Published in 2025
272 pages
8 hours and 31 minutes
Julia Elliott is the author of the story collection The Wilds, a New York Times Book Review Editors’ Choice, and the novel The New and Improved Romie Futch (both from Tin House). Her work has appeared in The Georgia Review, Tin House, Conjunctions, and the New York Times. She has won a Rona Jaffe Writers’ Award, and her stories have been anthologized in Best American Short Stories and Pushcart Prize: Best of the Small Presses. She teaches English and Women’s and Gender Studies at the University of South Carolina and lives in Columbia with her husband, daughter, and five hens.
What is this book about?
“Every sentence drips and unsettles, every character lusts and schemes, every landscape is alien and forbidding. … I am obsessed with these lush, feral stories.”—Carmen Maria Machado, author of Her Body and Other Parties
From the acclaimed author of The Wilds comes an electric story collection that blends folklore, fairy tales, Southern Gothic, and horror, reveling in the collision of the familiar with the wildly surreal.
In a plague-stricken medieval convent, a nun works on a forbidden mystic manuscript. In rural South Carolina, an alligator named Dragon becomes a beloved pet for a precocious, tough-talking twelve-year-old. During a long, muggy July, an adolescent girl finds unexpected power as her family obsesses over the horror film The Exorcist. On the outskirts of a Southern college town, a young woman resists the tyranny of a shape-shifting older professor as she develops her own sorceress skills.
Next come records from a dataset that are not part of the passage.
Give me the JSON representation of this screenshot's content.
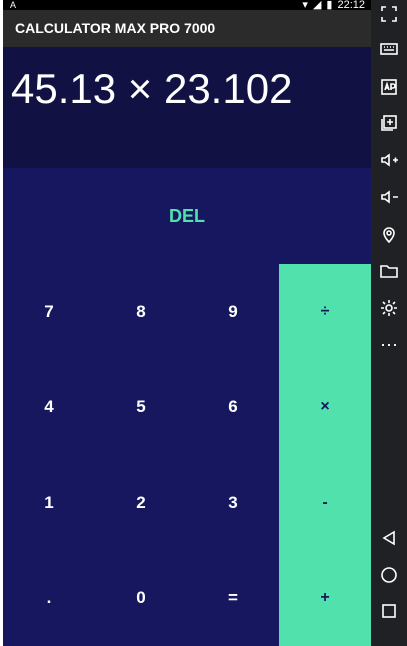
{
  "status_bar": {
    "left_icon": "A",
    "time": "22:12"
  },
  "app_bar": {
    "title": "CALCULATOR MAX PRO 7000"
  },
  "display": {
    "expression": "45.13 × 23.102"
  },
  "controls": {
    "del_label": "DEL"
  },
  "keypad": {
    "rows": [
      [
        "7",
        "8",
        "9",
        "÷"
      ],
      [
        "4",
        "5",
        "6",
        "×"
      ],
      [
        "1",
        "2",
        "3",
        "-"
      ],
      [
        ".",
        "0",
        "=",
        "+"
      ]
    ]
  },
  "sidebar": {
    "icons": [
      "fullscreen-icon",
      "keyboard-icon",
      "apk-icon",
      "add-window-icon",
      "volume-up-icon",
      "volume-down-icon",
      "location-icon",
      "folder-icon",
      "settings-icon",
      "more-icon",
      "back-icon",
      "home-icon",
      "recent-apps-icon"
    ]
  },
  "colors": {
    "accent": "#51e1ad",
    "background": "#16175e",
    "display": "#111144"
  }
}
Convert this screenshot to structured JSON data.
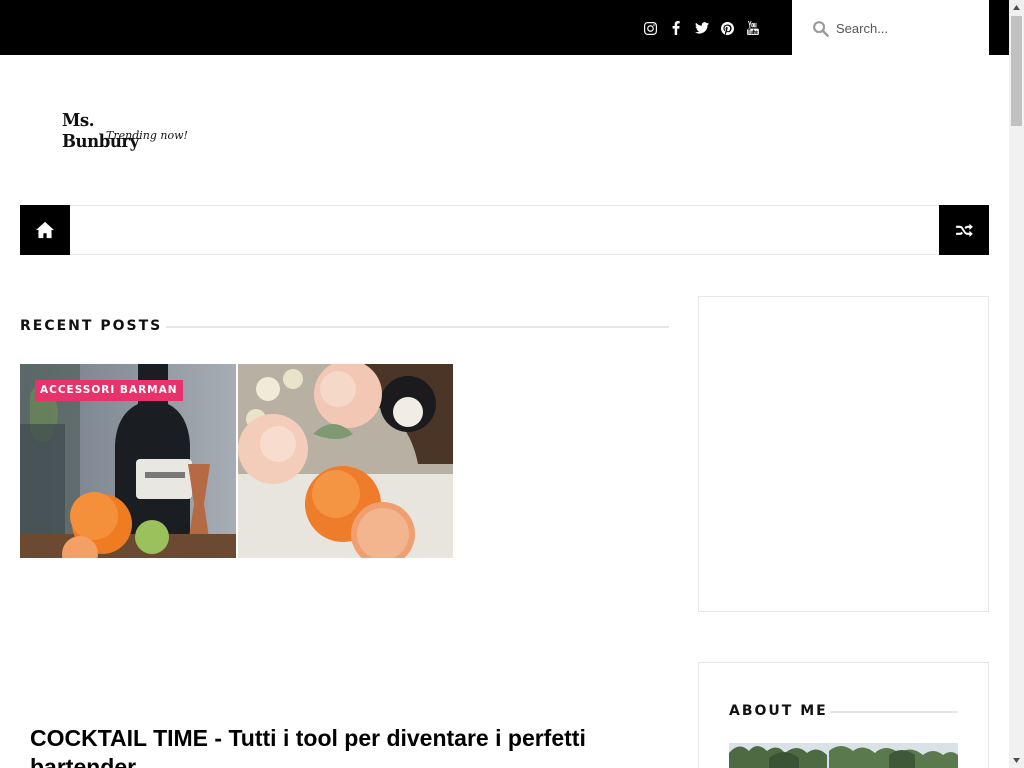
{
  "topbar": {
    "socials": [
      {
        "name": "instagram-icon"
      },
      {
        "name": "facebook-icon"
      },
      {
        "name": "twitter-icon"
      },
      {
        "name": "pinterest-icon"
      },
      {
        "name": "youtube-icon"
      }
    ],
    "search": {
      "placeholder": "Search..."
    }
  },
  "logo": {
    "title": "Ms. Bunbury",
    "tagline": "Trending now!"
  },
  "nav": {
    "home_icon": "home-icon",
    "random_icon": "shuffle-icon"
  },
  "recent_posts": {
    "heading": "RECENT POSTS",
    "category_badge": "ACCESSORI BARMAN",
    "post_title": "COCKTAIL TIME - Tutti i tool per diventare i perfetti bartender"
  },
  "sidebar": {
    "about_heading": "ABOUT ME"
  },
  "colors": {
    "topbar_bg": "#000000",
    "badge_bg": "#e8326b",
    "nav_button_bg": "#000000"
  }
}
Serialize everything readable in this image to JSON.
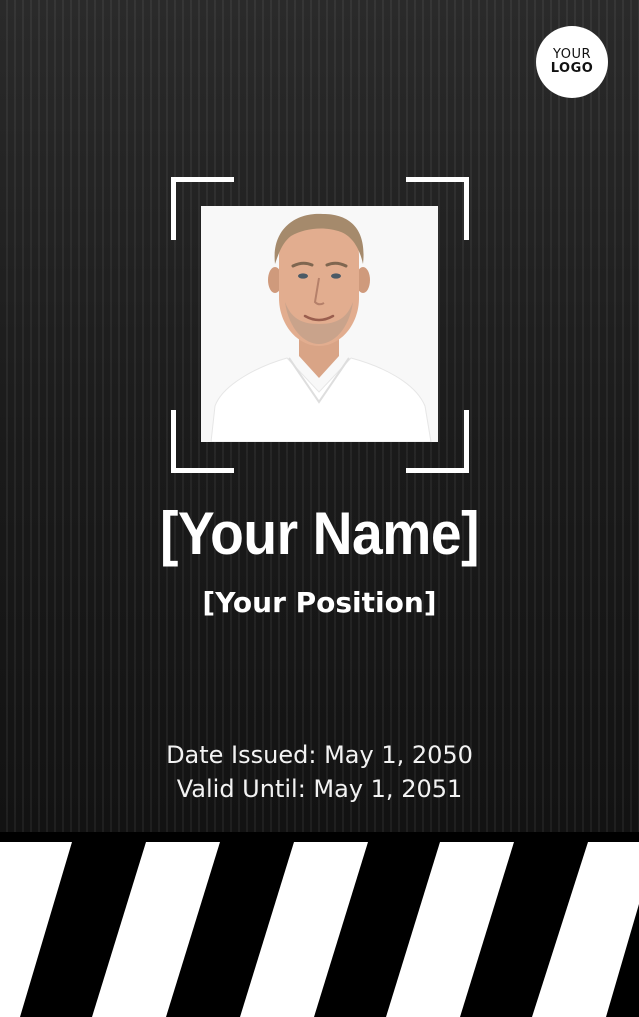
{
  "logo": {
    "line1": "YOUR",
    "line2": "LOGO"
  },
  "photo": {
    "alt": "Portrait of a smiling man in a white t-shirt"
  },
  "card": {
    "name": "[Your Name]",
    "position": "[Your Position]",
    "date_issued": "Date Issued: May 1, 2050",
    "valid_until": "Valid Until: May 1, 2051"
  },
  "colors": {
    "background": "#1b1b1b",
    "accent": "#ffffff",
    "stripe_dark": "#000000",
    "stripe_light": "#ffffff"
  }
}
And at a feminist art colony in the North Carolina mountains, a group of mothers contends with the supernatural talents their children have picked up from a pair of mysterious orphans who live in the woods.
With exuberance, ferocity, and astounding imagination, Julia Elliott’s Hellions jumps from the occult to the comic, from the horrific to the wondrous, in eleven stories of earthbound characters who long for the otherworldly.